Der Weg zur Besserung

Mittlerweile habe ich begonnen, Medikamente zu nehmen, die mir helfen, meine Konzentration und Impulskontrolle zu verbessern. Diese Unterstützung ist für mich unverzichtbar geworden, da sie es mir ermöglicht, klarer zu denken und fokussierter an meinen Aufgaben zu arbeiten. Parallel dazu bin ich in einer Verhaltenstherapie, die mir hilft, über meine Probleme zu sprechen und Strategien für den Umgang mit den Herausforderungen des Alltags zu entwickeln.

Ein strukturierter Tagesablauf als Schlüssel zum Erfolg

Ein entscheidender Schritt auf meinem Weg zu einem besser organisierten Leben war die Entwicklung eines strukturierten Tagesablaufs. Ich habe erkannt, wie wichtig es ist, meinem Tag eine klare Struktur und feste Routinen zu geben. Dies hilft mir, den Tag besser zu organisieren und Ablenkungen zu minimieren.

Feste Zeiten für alltägliche Aufgaben wie Aufstehen, Arbeiten, Essen und Schlafen zu haben, gibt mir Stabilität und Sicherheit. Ein strukturierter Tagesplan hilft mir dabei, Prioritäten zu setzen und den Fokus auf die wirklich wichtigen Aufgaben zu lenken.

To-Dos und Reminder als unverzichtbare Helfer

Um sicherzustellen, dass ich nichts vergesse und meine Aufgaben tatsächlich erledigt werden, arbeite ich mit To-Do-Listen und Reminder-Apps. Diese Tools sind für mich absolut unverzichtbar geworden.
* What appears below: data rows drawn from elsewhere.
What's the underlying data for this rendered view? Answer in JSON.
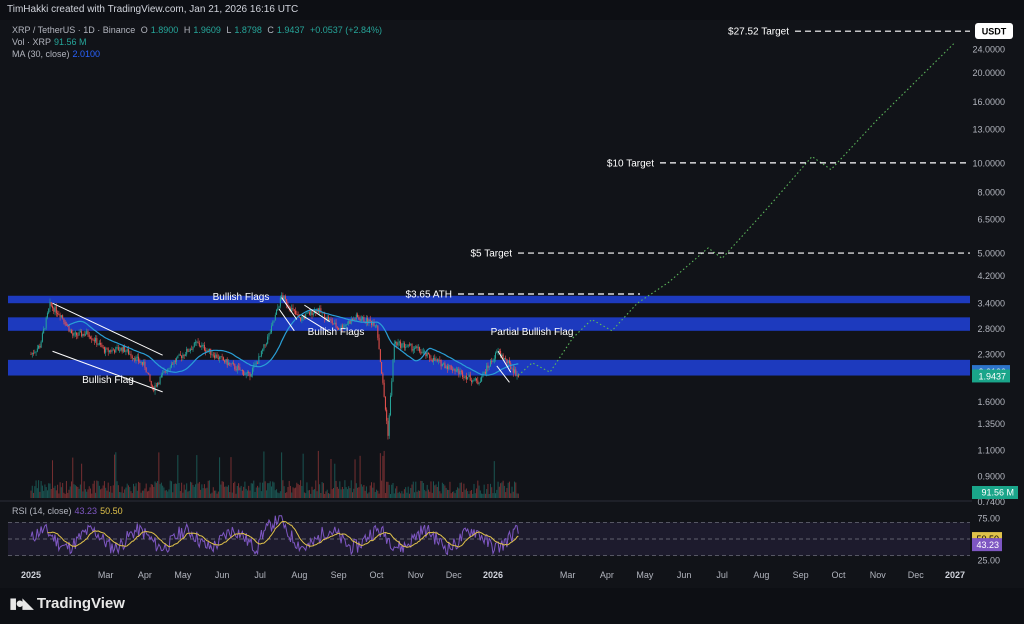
{
  "credit": "TimHakki created with TradingView.com, Jan 21, 2026 16:16 UTC",
  "brand": "TradingView",
  "legend": {
    "symbol": "XRP / TetherUS · 1D · Binance",
    "o_label": "O",
    "o": "1.8900",
    "h_label": "H",
    "h": "1.9609",
    "l_label": "L",
    "l": "1.8798",
    "c_label": "C",
    "c": "1.9437",
    "change": "+0.0537 (+2.84%)",
    "vol_label": "Vol · XRP",
    "vol": "91.56 M",
    "ma_label": "MA (30, close)",
    "ma": "2.0100",
    "rsi_label": "RSI (14, close)",
    "rsi": "43.23",
    "rsi_ma": "50.50"
  },
  "colors": {
    "background": "#0d0f14",
    "zone": "#1f3fd0",
    "ma": "#2a9fd6",
    "candle_up": "#26a69a",
    "candle_down": "#ef5350",
    "projection": "#5cb85c",
    "rsi": "#7e57c2",
    "rsi_ma": "#e0c24a",
    "price_tag": "#1aa58a",
    "ma_tag": "#2d74c9"
  },
  "chart_data": {
    "type": "line",
    "title": "XRP / TetherUS · 1D · Binance",
    "y_scale": "log",
    "currency_label": "USDT",
    "y_ticks": [
      "24.0000",
      "20.0000",
      "16.0000",
      "13.0000",
      "10.0000",
      "8.0000",
      "6.5000",
      "5.0000",
      "4.2000",
      "3.4000",
      "2.8000",
      "2.3000",
      "1.6000",
      "1.3500",
      "1.1000",
      "0.9000",
      "0.7400"
    ],
    "x_ticks": [
      "2025",
      "Mar",
      "Apr",
      "May",
      "Jun",
      "Jul",
      "Aug",
      "Sep",
      "Oct",
      "Nov",
      "Dec",
      "2026",
      "Mar",
      "Apr",
      "May",
      "Jun",
      "Jul",
      "Aug",
      "Sep",
      "Oct",
      "Nov",
      "Dec",
      "2027"
    ],
    "price_labels": {
      "ma": "2.0100",
      "last": "1.9437",
      "volume": "91.56 M"
    },
    "targets": [
      {
        "label": "$27.52 Target",
        "value": 27.52
      },
      {
        "label": "$10 Target",
        "value": 10
      },
      {
        "label": "$5 Target",
        "value": 5
      },
      {
        "label": "$3.65 ATH",
        "value": 3.65
      }
    ],
    "zones": [
      {
        "low": 3.4,
        "high": 3.6
      },
      {
        "low": 2.75,
        "high": 3.05
      },
      {
        "low": 1.95,
        "high": 2.2
      }
    ],
    "annotations": [
      "Bullish Flag",
      "Bullish Flags",
      "Bullish Flags",
      "Partial Bullish Flag"
    ],
    "price_series_approx": [
      [
        "2025-01-01",
        2.3
      ],
      [
        "2025-01-08",
        2.45
      ],
      [
        "2025-01-16",
        3.35
      ],
      [
        "2025-01-25",
        3.1
      ],
      [
        "2025-02-03",
        2.65
      ],
      [
        "2025-02-15",
        2.7
      ],
      [
        "2025-03-01",
        2.35
      ],
      [
        "2025-03-15",
        2.4
      ],
      [
        "2025-04-01",
        2.1
      ],
      [
        "2025-04-07",
        1.75
      ],
      [
        "2025-04-20",
        2.1
      ],
      [
        "2025-05-12",
        2.5
      ],
      [
        "2025-06-01",
        2.2
      ],
      [
        "2025-06-22",
        1.95
      ],
      [
        "2025-07-01",
        2.25
      ],
      [
        "2025-07-10",
        2.8
      ],
      [
        "2025-07-18",
        3.6
      ],
      [
        "2025-08-01",
        3.0
      ],
      [
        "2025-08-15",
        3.25
      ],
      [
        "2025-09-01",
        2.8
      ],
      [
        "2025-09-15",
        3.05
      ],
      [
        "2025-10-01",
        2.9
      ],
      [
        "2025-10-10",
        1.25
      ],
      [
        "2025-10-15",
        2.5
      ],
      [
        "2025-11-01",
        2.4
      ],
      [
        "2025-11-15",
        2.2
      ],
      [
        "2025-12-01",
        2.05
      ],
      [
        "2025-12-20",
        1.85
      ],
      [
        "2026-01-05",
        2.35
      ],
      [
        "2026-01-21",
        1.9437
      ]
    ],
    "projection_approx": [
      [
        "2026-01-21",
        1.95
      ],
      [
        "2026-02-01",
        2.15
      ],
      [
        "2026-02-15",
        2.0
      ],
      [
        "2026-03-05",
        2.6
      ],
      [
        "2026-03-20",
        3.0
      ],
      [
        "2026-04-05",
        2.75
      ],
      [
        "2026-04-25",
        3.4
      ],
      [
        "2026-05-20",
        4.0
      ],
      [
        "2026-06-20",
        5.2
      ],
      [
        "2026-07-01",
        4.8
      ],
      [
        "2026-08-05",
        7.0
      ],
      [
        "2026-09-10",
        10.5
      ],
      [
        "2026-09-25",
        9.5
      ],
      [
        "2026-11-01",
        14.0
      ],
      [
        "2026-12-31",
        25.0
      ]
    ],
    "rsi": {
      "ticks": [
        "75.00",
        "25.00"
      ],
      "levels": [
        70,
        50,
        30
      ],
      "range": [
        20,
        80
      ]
    },
    "grid": false,
    "legend_position": "top-left"
  }
}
Sie helfen mir, meine Aufgaben in kleine, überschaubare Portionen zu unterteilen, was es mir ermöglicht, Schritt für Schritt voranzukommen, ohne von der Größe einer Aufgabe überwältigt zu werden.

Fazit: Ein Weg zu innerer Balance und Stabilität

Das Leben mit ADHS ist ein kontinuierlicher Prozess, der oft herausfordernd ist. Doch durch Sport, strukturierte Tagesabläufe und die richtige Unterstützung habe ich Wege gefunden, meine innere Balance zu finden und die Herausforderungen des Alltags besser zu bewältigen. Sportarten wie Langstreckenlauf, Kunstturnen, Kickboxen sowie Praktiken wie Taekwondo und Kimoodo haben mir geholfen, sowohl körperlich als auch geistig stärker zu werden. Sie haben mir gezeigt, dass es möglich ist, auch mit ADHS ein erfülltes und ausgeglichenes Leben zu führen. Wenn du ähnliche Herausforderungen erlebst, könnte dir eine Kombination aus diesen Methoden ebenfalls helfen, mehr Balance und Kontrolle in dein Leben zu bringen.